Presently, he is active as a founding partner with The Center for Social Leadership and he devotes a majority of his time to writing. Oliver is married to the former Rachel Pinegar. They have eight children.
Fantastic article, Oliver. I was just reading the new Foreign Affairs; the first peer reviewed article is about the future of the global economic system and whether or not it will continue to be a liberal system with the new leadership of China, India and Brazil.
The thing that struck me is how wide-spread the viewpoint of American decline is. It is often no longer about what we can do to stop Western decline but rather what should the West do to help this new leadership continue our own ideals.
Yes we should not be surprised that others built tree houses after we kicked out the ladder. But people like you keep the hope alive and give us the direction to revive our tree and put that latter back up.
That revival is happening. It might not be critical mass yet, but it is happening.
Thanks, Adam. Great to hear from you!

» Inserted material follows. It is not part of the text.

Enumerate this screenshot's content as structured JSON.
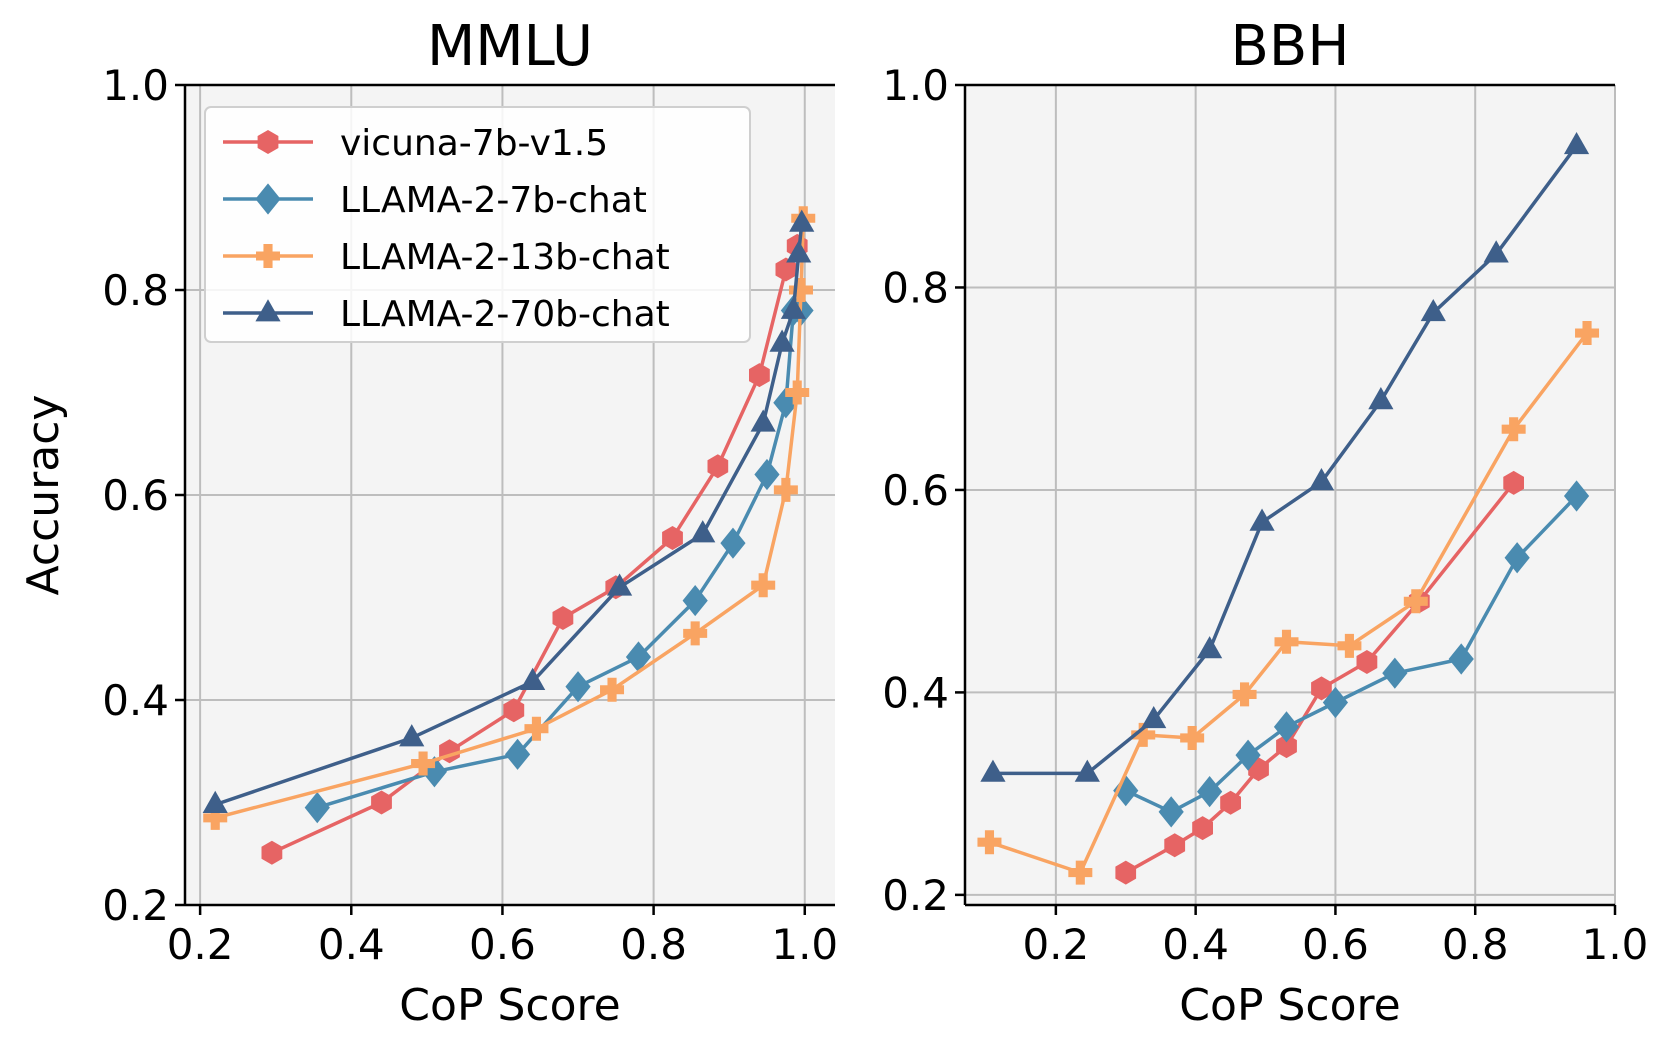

At this point I think the best hope for the world is not for the current American regime/direction to continue its hegemony, but for individuals, communities and nations to truly embrace the principles of freedom and good government. The balance of power and the implementation of good policies will naturally follow.
INCREDIBLE article! Thank you Rachel and Oliver DeMille for all you do setting the example of showing us what we need to make this country the best it can be. “Rascals” you are … Thank you soo much for the blog post and the educational information it has definately made a difference in my life and in return i will lead people to your blog and the TJED. Off the conveyor belt we go! 🙂
It’s such a great idea, but how can we do this when we were raised in conformity? I try so hard not to follow the “path” and to blaze my own way, but I constantly feel that pull to “do it the right way.” This is especially true with my kids. i so want them to have a better education that I did and to be the next Henry Ford or Bill Gates, but I am constantly doubting myself and falling back into the workbook route. I find with handwriting and math it is very hard to get away from the workbooks. Do you have any suggestions or are there just some things that need to be done this way?
Thanks
Kimberly
I hope I will be able to bite my tongue when people want to be innovative.